Secara tidak sengaja, ketika masuk ke halaman browser, saya mendapati beberapa tulisan saya yang mejeng di sana. Anehnya, ada judul tulisan di sebuah website yang judulnya amat mirp dengan tulisan saya di sini. Lantaran penasaran, saya pun tergoda untuk mengklik judul tulisan yang mirip dengan judul tulisan itu. Wew… saya sempat terkejut. Setelah kubaca dengan saksama, ternyata hanya judulnya saja yang beda-beda tipis. Tulisan saya berjudul “Kartini-Kartini Muda: Jangan Terjebak Seremoninya!“, sedangkan di website tersebut berjudul “Kartini-kartini muda: Jangan terjebak seremonial belaka“.
Versi cetak
Saya jadi bertanya, demikian gampangkah kita melakukan kopi-paste tulisan orang lain tanpa seizin yang empunya? Menurut hemat saya, kopi-paste tulisan di sebuah blog tidak harus seizin pemliknya, apalagi jika kebetulan blog tersebut dimasukkan ke dalam sebuah agregator. Tulisan yang dipublikasikan di sebuah blog dengan sendirinya bebas dibaca dan dimanfaatkan oleh siapa saja, lebih-lebih untuk kepentingan dunia keilmuan dan pendidikan. Namun, persoalannya menjadi lain ketika tulisan tersebut kembali dipublikasikan di blog atau website lain, tanpa mencantumkan kejelasan sumbernya. Apalagi, kalau tulisan hasil kopi-paste tersebut diakui sebagai karyanya sendiri. Bagi saya, perbuatan semacam ini tak lebih dari sebuah plagiasi yang jauh dari nilai-nilai kejujuran, mengkhianati martabat intelektualnya sendiri, tidak menghargai kreativitas orang lain, sekaligus telah terjebak ke dalam budaya instan yang seharusnya tabu dalam etika kepenulisan.
Itulah yang telah terjadi. Tulisan saya telah dikopi-paste habis-habisan, tanpa memberikan track-back. Peristiwa yang jauh dari nilai-nilai kejujuran itu mengulang apa yang telah terjadi pada tahun 1999. Tulisan saya berjudul “Memaksimalkan Peran Ibu sebagai Pencerah Peradaban” yang dimuat di Republika, 22 Desember 1997 dimuat dua tahun kemudian di Suara Karya, 24 Desember 1999 dengan judul “Ibu sebagai Pencerah Peradaban”. Setelah saya baca, tulisan itu hanya mengubah judul dan menghilangkan beberapa bagian yang dianggap oleh sang plagiator kurang begitu penting.
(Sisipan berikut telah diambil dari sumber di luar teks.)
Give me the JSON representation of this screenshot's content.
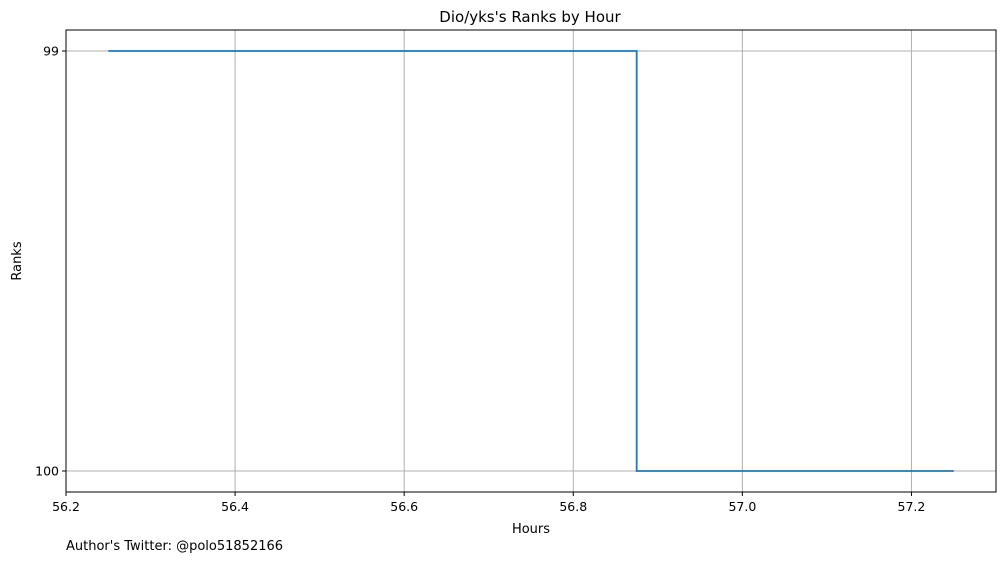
{
  "chart_data": {
    "type": "line",
    "title": "Dio/yks's Ranks by Hour",
    "xlabel": "Hours",
    "ylabel": "Ranks",
    "xlim": [
      56.2,
      57.3
    ],
    "x_ticks": [
      56.2,
      56.4,
      56.6,
      56.8,
      57.0,
      57.2
    ],
    "x_tick_labels": [
      "56.2",
      "56.4",
      "56.6",
      "56.8",
      "57.0",
      "57.2"
    ],
    "y_ticks": [
      99,
      100
    ],
    "y_tick_labels": [
      "99",
      "100"
    ],
    "y_inverted": true,
    "grid": true,
    "step": "post",
    "series": [
      {
        "x": [
          56.25,
          56.875,
          57.25
        ],
        "values": [
          99,
          100,
          100
        ],
        "color": "#1f77b4"
      }
    ]
  },
  "footer": {
    "credit": "Author's Twitter: @polo51852166"
  }
}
Kepada redaksiSuara Karya, saya mengirim surat pembaca bahwa penulis yang bersangkutan mohon untuk dimasukkan ke dalam “daftar hitam” alias blacklist. Syukurlah, pihak redaksi meresponnya dan tulisan-tulisan dari penulis yang bersangkutan tak pernah nongol lagi di media cetak.
Saya akan memberikan rasa hormat dan ucapan terima kasih kepada siapa pun yang telah berkenan memanfaatkan tulisan-tulisan saya demi kepentingan dunia keilmuan dan pendidikan. Tentu saja, sesuai kode etik dalam dunia kepenulisan, sumber tulisan harus dicantumkan secara jelas. Hal ini untuk menghindari adanya kesalahpahaman.
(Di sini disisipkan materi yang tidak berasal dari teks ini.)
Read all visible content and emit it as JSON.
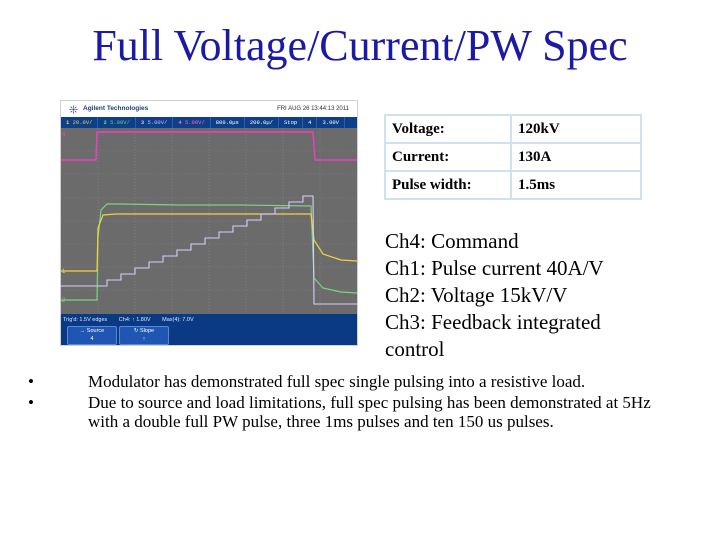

Coba kalau kita perhatikan tulisan yang terpampang di halaman mesin pencari dengan judul yang sama atau mirip! Lalu, seorang pembaca secara kebetulan membaca dua buah tulisan yang sama atau mirip tanpa ada kejelasan sumber. Aduh, repot! Pasti akan muncul pertanyaan, “siapa menjiplak siapa?” Sungguh, meskipun tidak tercantum secara tertulis, kode etik kepenulisan agaknya perlu ditegakkan. Selain untuk menjaga kejujuran intelektual, juga untuk kepentingan pribadi sang peng-kopipes. Kalau ketahuan seperti pepatah, “Ditepuk air didulang, tepercik muka sendiri”. Bahkan, bisa jadi seperti orang yang meludah ke langit yang akan menjatuhi wajahnya sendiri.
Menurut hemat saya, melakukan kopi paste tulisan yang dipublikasikan di blog, tak harus minta izin. Memberikan track-back, bagi saya, sudah cukup dan sudah merupakan bentuk penghormatan bagi sang pemilik tulisan. Nah, bagaimana menurut Sampeyan?